Im ersten Teil der Radioschwestern hoffte Gesa Bronnen auf eine Karriere bei Radio Frankfurt, Inge Jacobs wollte Sängerin werden und Margot Milanski sah sich als gefeierte Cellistin. Doch der Krieg zerstörte ihre Träume jäh: Die ungebundene Inge steht vor den Trümmern ihres erworbenen Stadthauses und ist zu Gesa gezogen. Als der ehemalige Schauspieler Theodor Conrad, dem sie viel verdankt, eines Tages völlig abgemagert zu ihr kommt, kümmert sie sich aufopfernd um ihn, zumal er von einem Berufsverbot betroffen ist. Dann erhält die ehemals berühmte Sängerin ein lukratives Angebot und soll die Leitung eines Kinderprogramms im Radio übernehmen. Doch kann sie sich das zutrauen?
Margot Milanski kam mit ihrer Familie bei ihrer Cousine Gerda Friese in Königstein unter, deren Ehemann in russischer Kriegsgefangenschaft ist. Anders als in der Großstadt muss sie hier nicht hungern. Sie ist mit Friedrich verheiratet, der vor dem Krieg als Radioreporter gearbeitet hat und nun ebenfalls unter dem ihm auferlegten Berufsverbot leidet. Zum Glück stellt sie Major Jack P. Lester beim Rundfunk an, so dass sie die teuren Medikamente für ihren im Krieg verwundeten Sohn Egon bezahlen kann. Im Gegensatz zu Tochter Marianne muss sie sich um ihren Ehemann sorgen, der immer mehr verkümmert und seiner am Cello klassisch ausgebildeten Frau die „Negermusik“, wie er den populär werdenden Jazz nennt, verbietet. Zu gerne möchte Margot wieder weg von Königstein und nach Frankfurt ziehen.

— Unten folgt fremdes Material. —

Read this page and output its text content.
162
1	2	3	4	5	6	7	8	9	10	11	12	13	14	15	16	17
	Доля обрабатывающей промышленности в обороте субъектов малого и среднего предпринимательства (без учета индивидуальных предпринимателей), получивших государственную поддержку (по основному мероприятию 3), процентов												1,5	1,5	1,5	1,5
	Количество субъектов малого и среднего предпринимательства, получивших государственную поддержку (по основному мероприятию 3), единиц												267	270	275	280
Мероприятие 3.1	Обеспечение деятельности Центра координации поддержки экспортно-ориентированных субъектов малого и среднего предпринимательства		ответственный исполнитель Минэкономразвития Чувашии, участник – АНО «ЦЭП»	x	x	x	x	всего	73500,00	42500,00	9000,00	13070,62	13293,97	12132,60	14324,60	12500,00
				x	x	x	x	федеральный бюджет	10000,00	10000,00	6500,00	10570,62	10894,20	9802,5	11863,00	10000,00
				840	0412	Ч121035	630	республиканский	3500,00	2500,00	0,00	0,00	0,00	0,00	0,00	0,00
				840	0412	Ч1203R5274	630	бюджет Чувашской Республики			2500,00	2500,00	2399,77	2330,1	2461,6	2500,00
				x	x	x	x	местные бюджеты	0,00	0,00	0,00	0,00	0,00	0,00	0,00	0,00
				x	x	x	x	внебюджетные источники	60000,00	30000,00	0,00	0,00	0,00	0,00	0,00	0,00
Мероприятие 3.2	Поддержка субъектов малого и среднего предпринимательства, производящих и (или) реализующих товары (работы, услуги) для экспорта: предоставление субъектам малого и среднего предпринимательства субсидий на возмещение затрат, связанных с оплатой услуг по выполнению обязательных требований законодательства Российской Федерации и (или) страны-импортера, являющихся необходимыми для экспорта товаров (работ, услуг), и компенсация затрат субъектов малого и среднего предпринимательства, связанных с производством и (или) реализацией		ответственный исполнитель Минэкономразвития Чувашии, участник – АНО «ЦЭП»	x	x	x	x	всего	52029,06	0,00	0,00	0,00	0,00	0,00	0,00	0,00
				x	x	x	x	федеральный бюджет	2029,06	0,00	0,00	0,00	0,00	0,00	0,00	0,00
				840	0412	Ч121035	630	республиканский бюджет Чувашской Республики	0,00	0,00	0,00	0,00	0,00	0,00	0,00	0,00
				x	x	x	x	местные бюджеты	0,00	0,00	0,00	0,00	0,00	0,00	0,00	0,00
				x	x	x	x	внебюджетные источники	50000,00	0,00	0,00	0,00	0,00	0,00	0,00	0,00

Gesas Ehemann Albert wurde als ehemals Verantwortlicher für den Systemrundfunk verhaftet und in den letzten Kriegstagen noch zum Volkssturm eingezogen. Seitdem fehlt jedes Lebenszeichen von ihm. Zum Glück kommt Gesa wie Margot beim Radio unter, so dass sie wenigstens ihre beiden Kinder Christel und Julius versorgen kann. Ihren Vorgesetzten Major Jack P. Lester bittet sie um Nachforschungen bezüglich ihres Ehemannes, der ihr leider mitteilen muss, dass Albert für tot erklärt werden muss. Für Gesa bricht eine Welt zusammen und zu allem Überfluss macht ihr Sohn Probleme. Soll sie dem Drängen von Lester nachgeben, der es von Anfang an gut mit ihr meinte und sie heiraten will?

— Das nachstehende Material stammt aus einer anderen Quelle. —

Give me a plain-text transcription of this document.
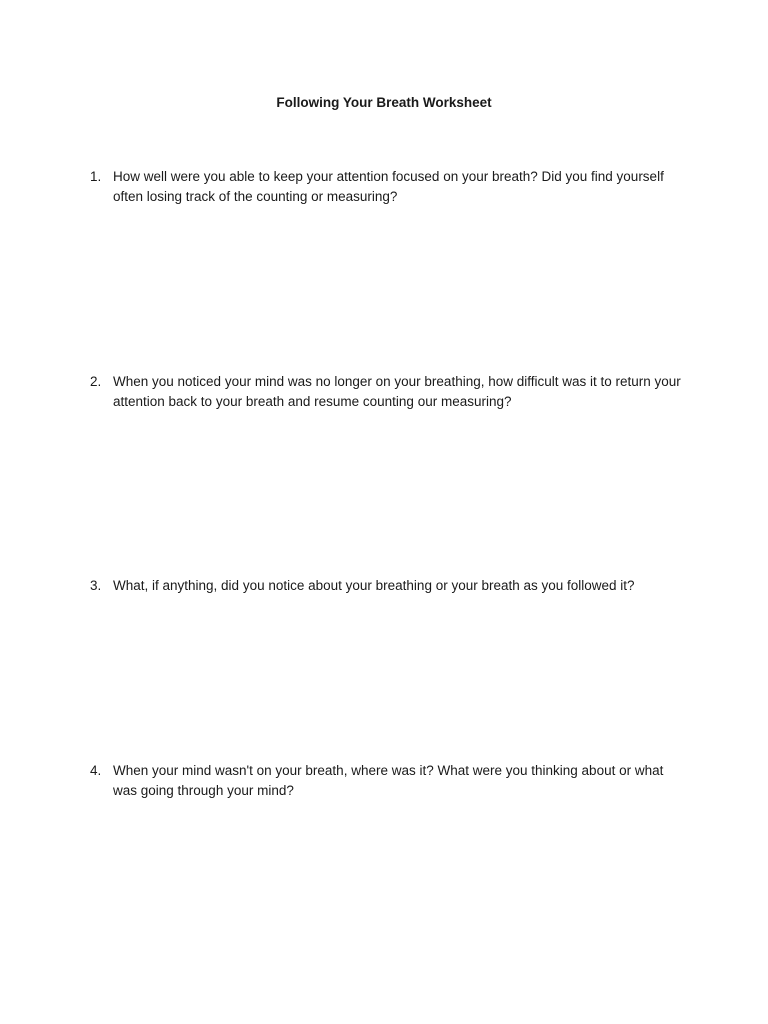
Following Your Breath Worksheet
1. How well were you able to keep your attention focused on your breath? Did you find yourself often losing track of the counting or measuring?
2. When you noticed your mind was no longer on your breathing, how difficult was it to return your attention back to your breath and resume counting our measuring?
3. What, if anything, did you notice about your breathing or your breath as you followed it?
4. When your mind wasn't on your breath, where was it? What were you thinking about or what was going through your mind?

Dieser zweite Teil Die Radioschwestern – Melodien einer neuen Welt der Saga bezieht sich auf die Jahre von 1934 bis 1955. Allmählich fielen mit dem einsetzenden wirtschaftlichen Aufschwung die Kontrolloffiziere weg, und Radio Frankfurt wurde in Hessischer Rundfunk umbenannt, deren größter Erfolg der von einem Übertragungswagen gesendete „Frankfurter Wecker“ neben den „Hesselbachs“ war. Eva Wagendorfer erinnert an eine Reihe bekannter Größen dieser Zeit, ob Peter Frankenfeld, Hans-Joachim Kulenkampff, Peter Alexander, Erik Schumann oder Caterina Valente, die sie alle geschickt in den Plot eingebaut hat. In den entbehrungsreichen Nachkriegsjahren mussten die Menschen um das nackte Überleben kämpfen. So erinnert die Autorin nicht nur an Berechtigungsscheine für die Schule oder das Eintauschen von Schmuck gegen Lebensmittel, sondern auch an eher unbekannte Dinge wie das mit Kartoffelstärke eingefärbte Eis, was auf eine ausgezeichnete Recherchearbeit hindeutet.

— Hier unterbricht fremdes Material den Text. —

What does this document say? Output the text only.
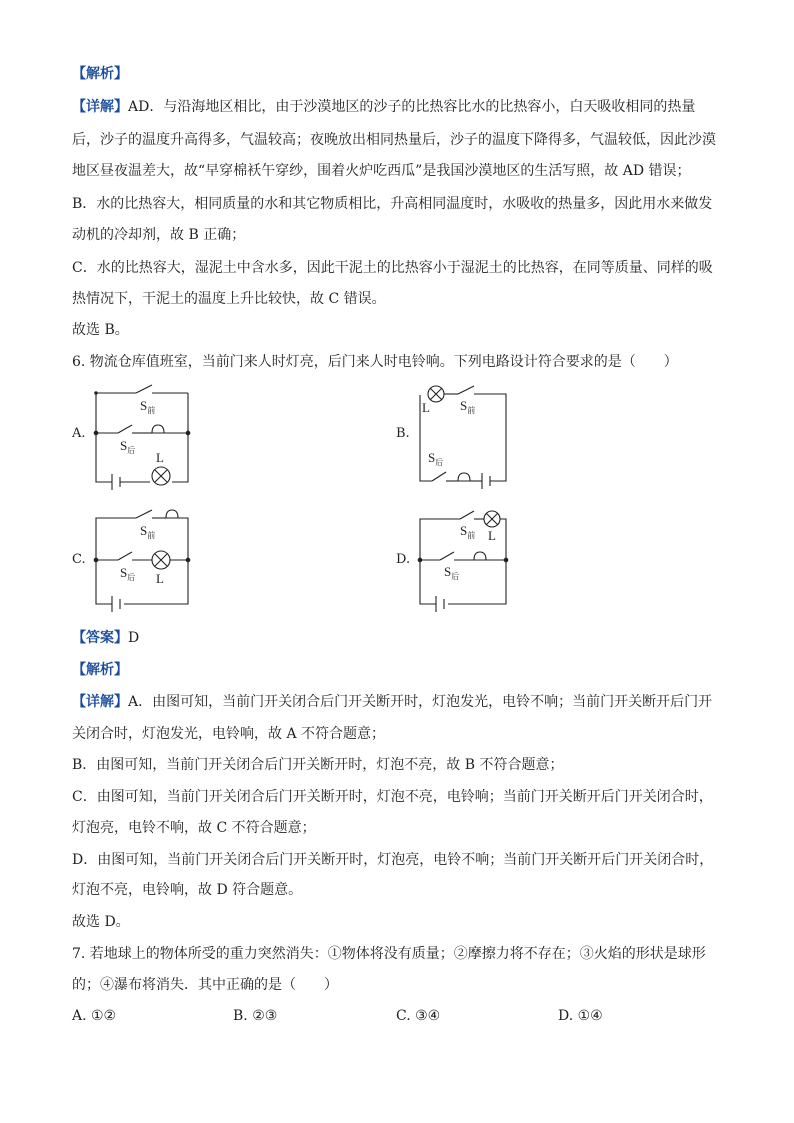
【解析】
【详解】AD．与沿海地区相比，由于沙漠地区的沙子的比热容比水的比热容小，白天吸收相同的热量
后，沙子的温度升高得多，气温较高；夜晚放出相同热量后，沙子的温度下降得多，气温较低，因此沙漠
地区昼夜温差大，故“早穿棉袄午穿纱，围着火炉吃西瓜”是我国沙漠地区的生活写照，故 AD 错误；
B．水的比热容大，相同质量的水和其它物质相比，升高相同温度时，水吸收的热量多，因此用水来做发
动机的冷却剂，故 B 正确；
C．水的比热容大，湿泥土中含水多，因此干泥土的比热容小于湿泥土的比热容，在同等质量、同样的吸
热情况下，干泥土的温度上升比较快，故 C 错误。
故选 B。
6. 物流仓库值班室，当前门来人时灯亮，后门来人时电铃响。下列电路设计符合要求的是（　　）
A.	B.
C.	D.
$S_前$
$S_后$ L
L $S_前$
$S_后$
$S_前$
$S_后$ L
$S_前$ L
$S_后$
【答案】D
【解析】
【详解】A．由图可知，当前门开关闭合后门开关断开时，灯泡发光，电铃不响；当前门开关断开后门开
关闭合时，灯泡发光，电铃响，故 A 不符合题意；
B．由图可知，当前门开关闭合后门开关断开时，灯泡不亮，故 B 不符合题意；
C．由图可知，当前门开关闭合后门开关断开时，灯泡不亮，电铃响；当前门开关断开后门开关闭合时，
灯泡亮，电铃不响，故 C 不符合题意；
D．由图可知，当前门开关闭合后门开关断开时，灯泡亮，电铃不响；当前门开关断开后门开关闭合时，
灯泡不亮，电铃响，故 D 符合题意。
故选 D。
7. 若地球上的物体所受的重力突然消失：①物体将没有质量；②摩擦力将不存在；③火焰的形状是球形
的；④瀑布将消失．其中正确的是（　　）
A. ①②	B. ②③	C. ③④	D. ①④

Eva Wagendorfer schreibt von den beruflichen sowie privaten Entwicklungen der drei Protagonistinnen im Wechsel. Jede durchläuft Höhen und Tiefen, muss immer wieder Rückschläge hinnehmen und kann sich bei allem Unglück der uneigennützigen Hilfen der Freundinnen sicher sein. Wie im ersten Teil hat sie auch hier wieder jedem Kapitel eine Radionachricht über eine bemerkenswerte Frau vorangestellt, beispielsweise über die damalige Frau des argentinischen Präsidenten Evita Peron, von der kaum bekannt ist, dass sie auch eine ehemalige Radiomoderatorin war. Interessant hat die Autorin in der Saga herausgestellt, wie sich alles in der nächsten Generation wiederholt, nämlich dass die Kinder ihre eigenen Wege gehen wollen, was merkwürdigerweise die Mütter verwundert, obwohl sie nicht anders waren! Wie Gesa, Inge und Margot darf sich auch der Leser im dritten Teil darauf freuen mitzuerleben, wie es mit ihren Kindern weitergeht!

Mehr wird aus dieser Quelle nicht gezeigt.